(Reuters) - Canada's Agnico Eagle Mines AEM.TOAME.E raised the low-end of its production outlook for the year, benefiting from a surge in gold prices and a ramp up in operations after coronavirus-led shutdowns.
Massive stimulus packages to aid economies reeling from pandemic-driven woes and a low interest rate environment have helped drive up gold prices nearly 30% so far this year.
The miner now expects full-year gold output in the range of 1.68 million to 1.73 million ounces, compared with its previous forecast of 1.63 to 1.73 million ounces.
Agnico said average realized price for gold jumped 31% to $1,726 per ounce from a year earlier.
Seven of the company’s eight mines experienced temporary shutdowns or reduced activity due to restrictions imposed to curb the spread of the pandemic.
The company said on Wednesday all operations were subsequently restarted in a timely manner during the quarter, with production progressively ramping up to more “steady state” levels in June.
“With July production expected to exceed 160,000 ounces of gold, the company is well positioned to have a strong second half with gold production expected to average 480,000 to 500,000 ounces per quarter with declining unit costs,” Chief Executive Officer Sean Boyd said.

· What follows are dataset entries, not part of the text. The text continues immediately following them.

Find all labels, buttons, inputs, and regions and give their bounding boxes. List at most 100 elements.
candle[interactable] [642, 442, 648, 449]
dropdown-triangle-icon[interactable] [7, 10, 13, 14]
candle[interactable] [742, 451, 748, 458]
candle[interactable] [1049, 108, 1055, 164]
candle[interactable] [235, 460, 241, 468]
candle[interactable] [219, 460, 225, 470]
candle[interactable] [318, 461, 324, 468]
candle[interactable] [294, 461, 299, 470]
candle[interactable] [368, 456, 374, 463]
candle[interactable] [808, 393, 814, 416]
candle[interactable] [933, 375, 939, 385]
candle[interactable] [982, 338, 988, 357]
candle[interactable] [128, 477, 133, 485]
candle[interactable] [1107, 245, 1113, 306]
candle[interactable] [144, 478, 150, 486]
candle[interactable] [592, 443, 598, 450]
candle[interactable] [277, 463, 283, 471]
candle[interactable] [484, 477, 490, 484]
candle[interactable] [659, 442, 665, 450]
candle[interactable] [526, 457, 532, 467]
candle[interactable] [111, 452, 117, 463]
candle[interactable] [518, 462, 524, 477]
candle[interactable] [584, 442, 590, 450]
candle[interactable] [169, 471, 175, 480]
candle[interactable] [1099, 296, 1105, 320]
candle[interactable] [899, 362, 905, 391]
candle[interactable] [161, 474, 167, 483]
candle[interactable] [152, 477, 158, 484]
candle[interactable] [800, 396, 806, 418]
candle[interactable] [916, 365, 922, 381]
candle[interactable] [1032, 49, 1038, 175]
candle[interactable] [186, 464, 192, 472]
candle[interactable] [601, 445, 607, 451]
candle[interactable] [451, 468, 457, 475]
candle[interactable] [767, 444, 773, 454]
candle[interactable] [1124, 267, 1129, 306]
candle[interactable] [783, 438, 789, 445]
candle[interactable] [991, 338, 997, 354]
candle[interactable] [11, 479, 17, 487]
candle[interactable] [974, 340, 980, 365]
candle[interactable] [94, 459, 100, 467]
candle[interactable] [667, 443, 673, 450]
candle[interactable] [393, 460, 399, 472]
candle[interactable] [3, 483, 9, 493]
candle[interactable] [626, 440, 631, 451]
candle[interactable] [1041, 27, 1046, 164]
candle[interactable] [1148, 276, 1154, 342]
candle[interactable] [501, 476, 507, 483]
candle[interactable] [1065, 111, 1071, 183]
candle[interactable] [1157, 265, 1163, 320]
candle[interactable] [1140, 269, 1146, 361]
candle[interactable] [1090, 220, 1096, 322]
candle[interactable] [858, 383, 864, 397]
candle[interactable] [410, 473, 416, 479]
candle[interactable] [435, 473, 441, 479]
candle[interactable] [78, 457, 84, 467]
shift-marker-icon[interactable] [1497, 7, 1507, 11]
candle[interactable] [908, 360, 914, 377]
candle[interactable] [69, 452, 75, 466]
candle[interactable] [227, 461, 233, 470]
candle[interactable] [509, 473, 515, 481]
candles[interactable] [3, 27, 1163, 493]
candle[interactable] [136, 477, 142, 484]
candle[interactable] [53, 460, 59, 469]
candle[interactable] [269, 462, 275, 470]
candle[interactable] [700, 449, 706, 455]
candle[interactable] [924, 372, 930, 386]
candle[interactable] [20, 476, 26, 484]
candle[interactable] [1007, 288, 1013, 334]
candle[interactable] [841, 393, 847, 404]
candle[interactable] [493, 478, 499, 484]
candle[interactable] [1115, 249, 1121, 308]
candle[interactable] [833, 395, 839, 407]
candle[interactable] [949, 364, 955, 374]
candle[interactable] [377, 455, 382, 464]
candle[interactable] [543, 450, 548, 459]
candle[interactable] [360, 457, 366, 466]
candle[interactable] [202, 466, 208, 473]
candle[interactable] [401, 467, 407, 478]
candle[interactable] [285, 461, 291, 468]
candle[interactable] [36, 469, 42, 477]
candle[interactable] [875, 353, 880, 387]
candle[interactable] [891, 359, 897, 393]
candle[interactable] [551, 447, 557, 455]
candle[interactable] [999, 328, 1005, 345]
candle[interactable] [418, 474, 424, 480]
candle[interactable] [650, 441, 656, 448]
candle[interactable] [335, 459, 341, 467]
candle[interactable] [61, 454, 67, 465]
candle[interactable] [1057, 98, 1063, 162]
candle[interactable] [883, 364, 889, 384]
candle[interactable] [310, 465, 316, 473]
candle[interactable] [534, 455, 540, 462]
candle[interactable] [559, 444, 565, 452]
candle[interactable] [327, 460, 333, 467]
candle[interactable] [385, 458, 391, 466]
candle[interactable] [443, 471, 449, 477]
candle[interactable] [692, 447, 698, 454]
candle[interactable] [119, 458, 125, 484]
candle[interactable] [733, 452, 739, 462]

Net income rose nearly four-fold to $105.3 million, or 43 cents per share, in the second quarter ended June 30, primarily due to unrealized gains on warrants as well as on financial instruments held by the miner.
Excluding items, it earned 18 cents per share, missing analysts’ estimate of 20 cents, according to Refinitiv IBES.
The company’s gold production fell about 20% to 331,064 ounces in the quarter, as the pandemic battered mining activity.